1. Lvs-nat: Use a server as the NAT Scheduler (equivalent to the gateway), with LVS to load balance the backend server. Both the request and the returned response must go through the NAT scheduler, so the bandwidth of the NAT scheduler can become a bottleneck. However, the performance is much better than the reverse proxy server because it is a forwarding schedule within the kernel.
2. LVS-DR (Direct routing): The back-end server is connected to the external network, set the same IP alias, with the LVS load balancing, the request response is not directly returned to the user by the scheduler, so the advantage of the Lvs-nat is no gateway bottleneck. One prerequisite is that the scheduler and the back-end server must be in the same WAN segment.
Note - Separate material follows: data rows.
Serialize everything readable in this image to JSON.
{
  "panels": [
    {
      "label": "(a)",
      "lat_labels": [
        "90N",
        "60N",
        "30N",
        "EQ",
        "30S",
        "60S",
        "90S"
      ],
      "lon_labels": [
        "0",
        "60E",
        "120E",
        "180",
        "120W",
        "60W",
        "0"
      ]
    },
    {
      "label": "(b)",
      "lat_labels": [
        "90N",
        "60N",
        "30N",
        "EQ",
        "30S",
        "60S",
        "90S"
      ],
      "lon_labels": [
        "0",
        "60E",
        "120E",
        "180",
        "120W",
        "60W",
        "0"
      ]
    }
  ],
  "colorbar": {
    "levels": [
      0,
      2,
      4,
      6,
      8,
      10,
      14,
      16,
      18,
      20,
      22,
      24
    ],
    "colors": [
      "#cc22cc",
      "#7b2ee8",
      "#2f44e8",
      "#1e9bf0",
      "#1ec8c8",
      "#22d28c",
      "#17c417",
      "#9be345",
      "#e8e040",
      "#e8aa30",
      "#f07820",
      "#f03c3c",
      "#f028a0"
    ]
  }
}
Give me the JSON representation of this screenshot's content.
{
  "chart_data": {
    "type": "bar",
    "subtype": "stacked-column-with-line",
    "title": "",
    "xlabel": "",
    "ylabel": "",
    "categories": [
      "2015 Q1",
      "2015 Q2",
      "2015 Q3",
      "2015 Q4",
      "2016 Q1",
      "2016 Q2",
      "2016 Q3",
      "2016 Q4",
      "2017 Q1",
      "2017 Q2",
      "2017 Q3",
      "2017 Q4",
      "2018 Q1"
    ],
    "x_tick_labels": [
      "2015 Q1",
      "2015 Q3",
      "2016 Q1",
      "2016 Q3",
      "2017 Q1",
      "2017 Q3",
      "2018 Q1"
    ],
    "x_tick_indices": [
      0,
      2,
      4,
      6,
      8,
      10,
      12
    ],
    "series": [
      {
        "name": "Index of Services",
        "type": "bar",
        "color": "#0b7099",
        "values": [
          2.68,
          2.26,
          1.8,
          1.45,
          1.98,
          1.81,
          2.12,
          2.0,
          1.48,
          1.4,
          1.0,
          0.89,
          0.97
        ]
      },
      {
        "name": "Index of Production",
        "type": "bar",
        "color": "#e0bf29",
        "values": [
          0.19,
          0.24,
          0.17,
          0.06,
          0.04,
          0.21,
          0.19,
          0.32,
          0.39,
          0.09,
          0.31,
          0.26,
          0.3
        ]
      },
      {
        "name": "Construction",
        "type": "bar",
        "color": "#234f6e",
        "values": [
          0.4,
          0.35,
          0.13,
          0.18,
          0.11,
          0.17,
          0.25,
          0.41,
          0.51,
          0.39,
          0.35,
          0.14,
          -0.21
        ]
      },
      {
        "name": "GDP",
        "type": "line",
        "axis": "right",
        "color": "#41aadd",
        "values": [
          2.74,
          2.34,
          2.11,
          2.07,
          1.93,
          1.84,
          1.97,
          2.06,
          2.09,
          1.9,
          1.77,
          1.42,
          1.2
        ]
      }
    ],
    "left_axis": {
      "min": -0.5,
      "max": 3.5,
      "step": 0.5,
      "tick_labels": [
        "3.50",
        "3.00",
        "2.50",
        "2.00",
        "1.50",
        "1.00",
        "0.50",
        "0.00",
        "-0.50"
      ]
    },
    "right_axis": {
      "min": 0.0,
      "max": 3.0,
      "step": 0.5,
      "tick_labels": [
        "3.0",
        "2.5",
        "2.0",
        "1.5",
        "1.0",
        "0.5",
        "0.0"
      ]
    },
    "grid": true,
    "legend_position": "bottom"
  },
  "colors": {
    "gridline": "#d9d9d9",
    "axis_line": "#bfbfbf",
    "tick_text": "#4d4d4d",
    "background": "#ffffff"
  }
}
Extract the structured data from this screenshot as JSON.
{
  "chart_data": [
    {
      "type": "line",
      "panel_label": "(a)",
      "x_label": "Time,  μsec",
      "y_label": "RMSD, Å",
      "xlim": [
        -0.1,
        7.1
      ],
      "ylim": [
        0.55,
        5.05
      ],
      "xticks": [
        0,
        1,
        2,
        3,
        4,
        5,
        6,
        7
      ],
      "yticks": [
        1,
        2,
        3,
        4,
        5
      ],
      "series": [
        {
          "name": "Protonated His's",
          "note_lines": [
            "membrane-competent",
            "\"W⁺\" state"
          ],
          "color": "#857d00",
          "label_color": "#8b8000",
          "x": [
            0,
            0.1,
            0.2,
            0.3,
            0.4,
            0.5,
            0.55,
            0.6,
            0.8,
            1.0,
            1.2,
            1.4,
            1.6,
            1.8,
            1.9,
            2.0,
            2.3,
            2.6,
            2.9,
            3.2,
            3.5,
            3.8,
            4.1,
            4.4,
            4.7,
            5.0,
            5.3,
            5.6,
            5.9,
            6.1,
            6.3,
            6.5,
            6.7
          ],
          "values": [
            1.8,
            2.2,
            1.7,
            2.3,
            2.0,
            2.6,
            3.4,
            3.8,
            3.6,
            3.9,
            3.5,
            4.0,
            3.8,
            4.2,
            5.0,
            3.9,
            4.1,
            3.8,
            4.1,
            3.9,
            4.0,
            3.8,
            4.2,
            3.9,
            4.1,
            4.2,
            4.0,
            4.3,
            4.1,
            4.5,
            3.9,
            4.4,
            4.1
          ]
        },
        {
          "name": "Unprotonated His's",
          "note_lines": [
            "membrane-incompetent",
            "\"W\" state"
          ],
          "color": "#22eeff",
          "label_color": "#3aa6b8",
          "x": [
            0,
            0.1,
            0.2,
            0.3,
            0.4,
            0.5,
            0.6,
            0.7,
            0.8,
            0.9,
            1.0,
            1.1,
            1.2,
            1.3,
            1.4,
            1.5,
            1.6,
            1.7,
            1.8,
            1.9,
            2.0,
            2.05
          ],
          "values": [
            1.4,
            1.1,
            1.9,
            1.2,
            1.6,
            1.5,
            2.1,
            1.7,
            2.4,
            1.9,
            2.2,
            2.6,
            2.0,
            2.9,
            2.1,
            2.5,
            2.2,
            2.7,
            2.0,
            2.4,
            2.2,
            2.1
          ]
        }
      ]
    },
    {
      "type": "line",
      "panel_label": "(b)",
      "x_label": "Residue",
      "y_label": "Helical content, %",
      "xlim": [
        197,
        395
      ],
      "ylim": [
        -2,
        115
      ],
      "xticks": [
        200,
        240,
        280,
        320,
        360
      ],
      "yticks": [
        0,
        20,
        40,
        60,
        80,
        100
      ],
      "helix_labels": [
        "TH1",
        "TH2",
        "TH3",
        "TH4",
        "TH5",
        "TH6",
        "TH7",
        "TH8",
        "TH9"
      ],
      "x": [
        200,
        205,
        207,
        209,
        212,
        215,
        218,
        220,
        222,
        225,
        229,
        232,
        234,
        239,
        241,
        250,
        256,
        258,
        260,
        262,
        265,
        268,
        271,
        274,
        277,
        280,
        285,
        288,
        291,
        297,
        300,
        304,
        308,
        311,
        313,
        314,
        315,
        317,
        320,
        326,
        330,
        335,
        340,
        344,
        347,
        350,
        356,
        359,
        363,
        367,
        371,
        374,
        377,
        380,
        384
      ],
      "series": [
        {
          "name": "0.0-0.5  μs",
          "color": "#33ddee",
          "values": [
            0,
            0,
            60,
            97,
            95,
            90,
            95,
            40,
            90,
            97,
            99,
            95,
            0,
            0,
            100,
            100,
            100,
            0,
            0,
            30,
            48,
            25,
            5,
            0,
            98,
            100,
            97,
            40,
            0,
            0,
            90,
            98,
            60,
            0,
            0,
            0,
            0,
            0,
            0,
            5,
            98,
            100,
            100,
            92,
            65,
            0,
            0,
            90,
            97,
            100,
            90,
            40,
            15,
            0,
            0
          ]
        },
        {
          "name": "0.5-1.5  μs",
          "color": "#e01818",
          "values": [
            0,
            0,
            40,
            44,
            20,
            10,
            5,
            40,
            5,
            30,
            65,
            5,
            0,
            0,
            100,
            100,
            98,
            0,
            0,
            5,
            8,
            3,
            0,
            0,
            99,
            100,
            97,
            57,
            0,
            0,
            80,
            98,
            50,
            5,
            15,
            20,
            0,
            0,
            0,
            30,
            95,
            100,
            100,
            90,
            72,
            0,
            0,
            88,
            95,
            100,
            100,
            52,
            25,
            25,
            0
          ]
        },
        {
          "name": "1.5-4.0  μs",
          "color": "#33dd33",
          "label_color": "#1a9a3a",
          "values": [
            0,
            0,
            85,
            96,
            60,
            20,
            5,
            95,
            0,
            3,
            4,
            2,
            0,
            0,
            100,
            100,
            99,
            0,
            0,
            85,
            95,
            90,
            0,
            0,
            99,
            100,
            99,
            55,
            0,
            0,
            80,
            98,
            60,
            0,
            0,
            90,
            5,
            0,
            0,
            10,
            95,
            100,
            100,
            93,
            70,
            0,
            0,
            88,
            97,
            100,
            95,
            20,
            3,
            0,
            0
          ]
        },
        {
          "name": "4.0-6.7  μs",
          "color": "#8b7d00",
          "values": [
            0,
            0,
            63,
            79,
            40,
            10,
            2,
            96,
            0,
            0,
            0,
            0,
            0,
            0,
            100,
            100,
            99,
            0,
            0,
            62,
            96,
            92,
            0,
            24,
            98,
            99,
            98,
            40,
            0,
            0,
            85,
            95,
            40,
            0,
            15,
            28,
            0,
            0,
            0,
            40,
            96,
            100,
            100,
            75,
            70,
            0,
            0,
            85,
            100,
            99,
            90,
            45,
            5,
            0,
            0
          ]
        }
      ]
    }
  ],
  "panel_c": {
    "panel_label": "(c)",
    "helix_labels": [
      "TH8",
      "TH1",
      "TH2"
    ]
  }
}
3. Lvs-tun (IP Tunnel): The principle of lvs-dr is basically the same. The difference is that the actual server can drink the scheduler is not in the same WAN segment, the scheduler through the IP tunneling technology to forward the request to the actual server. CDN Service is based on IP tunneling technology. Distributed Computing Framework
The Map/reduce framework, which breaks down a big man into several small people, is calculated separately in the map and then aggregated to reduce.